The UK head of the Financial Services authority warned that the age of cheap credit may be over.

In an interview on BBC radio, Hector Sants said he did not think financial markets would return to where they were before the global credit crunch which has caused turmoil across world markets in recent months.

"I don't think markets are ever going to return to the way they were," Mr Sants said. "The idea that at some point they will go back to normal, I think, is a misnomer.

"The new normal will be different from the way that markets behaved in the past."

Mr Sants said he believed banks would revert to more old-fashioned and straightforward ways of lending, and would retreat from more complicated products which allow them to package and sell on cheap loans.

"We still believe that that will be doable, but probably using simpler and more understandable vehicles which investors who are buying this dispersed risk can have greater confidence in," he said.

This, he said, could mean the costs of borrowing for consumers was likely to rise.
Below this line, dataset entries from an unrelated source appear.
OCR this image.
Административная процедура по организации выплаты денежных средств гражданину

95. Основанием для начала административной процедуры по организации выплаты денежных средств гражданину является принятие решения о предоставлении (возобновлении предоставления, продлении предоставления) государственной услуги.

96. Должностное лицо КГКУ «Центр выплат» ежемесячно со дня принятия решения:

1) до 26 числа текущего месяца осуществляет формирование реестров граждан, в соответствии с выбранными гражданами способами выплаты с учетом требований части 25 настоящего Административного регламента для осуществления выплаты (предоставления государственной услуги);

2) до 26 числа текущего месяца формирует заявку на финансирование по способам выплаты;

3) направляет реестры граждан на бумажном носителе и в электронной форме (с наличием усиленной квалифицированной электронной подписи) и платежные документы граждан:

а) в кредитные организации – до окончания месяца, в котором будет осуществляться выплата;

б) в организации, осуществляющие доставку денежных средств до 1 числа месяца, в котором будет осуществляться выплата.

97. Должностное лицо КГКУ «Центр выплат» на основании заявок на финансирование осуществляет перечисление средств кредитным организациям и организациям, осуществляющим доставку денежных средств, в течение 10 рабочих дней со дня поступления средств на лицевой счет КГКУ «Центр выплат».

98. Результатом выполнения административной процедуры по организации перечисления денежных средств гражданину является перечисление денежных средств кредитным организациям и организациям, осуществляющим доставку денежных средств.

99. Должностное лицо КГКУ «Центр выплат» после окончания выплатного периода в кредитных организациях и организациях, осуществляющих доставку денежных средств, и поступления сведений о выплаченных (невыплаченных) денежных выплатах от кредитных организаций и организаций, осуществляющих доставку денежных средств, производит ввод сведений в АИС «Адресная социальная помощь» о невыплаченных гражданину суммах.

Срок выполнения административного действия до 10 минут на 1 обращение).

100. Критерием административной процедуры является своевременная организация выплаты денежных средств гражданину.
"If we do see... as is generally forecast, a deterioration in the real economy, consumers will find paying their financial obligations more difficult than they were in the past," he said.
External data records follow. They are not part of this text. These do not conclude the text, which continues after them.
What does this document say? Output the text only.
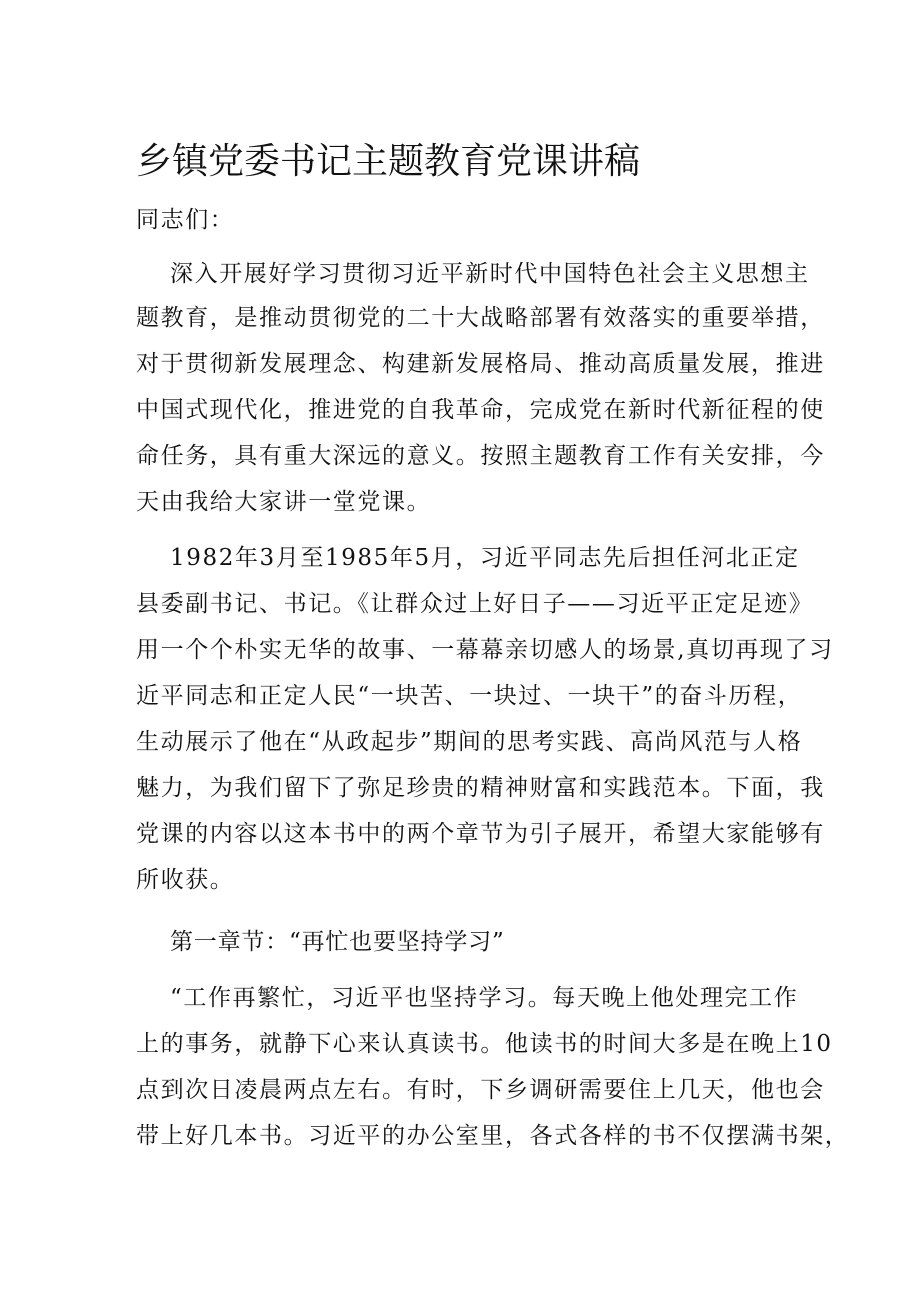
乡镇党委书记主题教育党课讲稿
同志们：
深入开展好学习贯彻习近平新时代中国特色社会主义思想主
题教育，是推动贯彻党的二十大战略部署有效落实的重要举措，
对于贯彻新发展理念、构建新发展格局、推动高质量发展，推进
中国式现代化，推进党的自我革命，完成党在新时代新征程的使
命任务，具有重大深远的意义。按照主题教育工作有关安排，今
天由我给大家讲一堂党课。
1982年3月至1985年5月，习近平同志先后担任河北正定
县委副书记、书记。《让群众过上好日子——习近平正定足迹》
用一个个朴实无华的故事、一幕幕亲切感人的场景,真切再现了习
近平同志和正定人民“一块苦、一块过、一块干”的奋斗历程，
生动展示了他在“从政起步”期间的思考实践、高尚风范与人格
魅力，为我们留下了弥足珍贵的精神财富和实践范本。下面，我
党课的内容以这本书中的两个章节为引子展开，希望大家能够有
所收获。
第一章节：“再忙也要坚持学习”
“工作再繁忙，习近平也坚持学习。每天晚上他处理完工作
上的事务，就静下心来认真读书。他读书的时间大多是在晚上10
点到次日凌晨两点左右。有时，下乡调研需要住上几天，他也会
带上好几本书。习近平的办公室里，各式各样的书不仅摆满书架，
Mr Sants also stressed that banks and financial firms must be as rigorous as possible about not mis-selling products and ensuring consumers genuinely understood what they were getting.
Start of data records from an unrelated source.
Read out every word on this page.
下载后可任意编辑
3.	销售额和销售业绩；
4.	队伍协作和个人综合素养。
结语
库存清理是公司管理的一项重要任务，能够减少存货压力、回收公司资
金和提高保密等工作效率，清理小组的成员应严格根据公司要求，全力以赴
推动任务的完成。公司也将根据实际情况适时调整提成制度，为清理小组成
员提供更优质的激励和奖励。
"This strategic rebalancing may further effect the availability and price of credit, but from a regulators point of view that is not necessarily a bad thing," he said.

"Easy credit is not necessarily good for either consumers or the economy in the long term."

Mr Sants also criticised banks' remuneration systems, suggesting that the culture of paying out big bonuses to employees might encourage excessive risk taking.

"There is a risk that the remuneration structures are too short term and that they do incentivise behaviour which is not helpful in terms of maintaining long-term financial stability."

The banking sector was rocked last September by the near-collapse of Northern Rock and a run on its deposits after a global credit crunch forced the country's fifth-largest mortgage lender to turn to the Bank of England for funds.

Mr Sants, whose FSA has come under fire for its role in the Northern Rock saga, conceded his organisation could have managed the situation better, and should have ensured Northern Rock's management were more aware of the risks they were running.

"We were clear from the outset that the standard of supervision of Northern Rock was not acceptable to us," he said. "That needs to be addressed."

The FSA is due to publish the conclusions of its review of the Northern Rock crisis at the end of next month.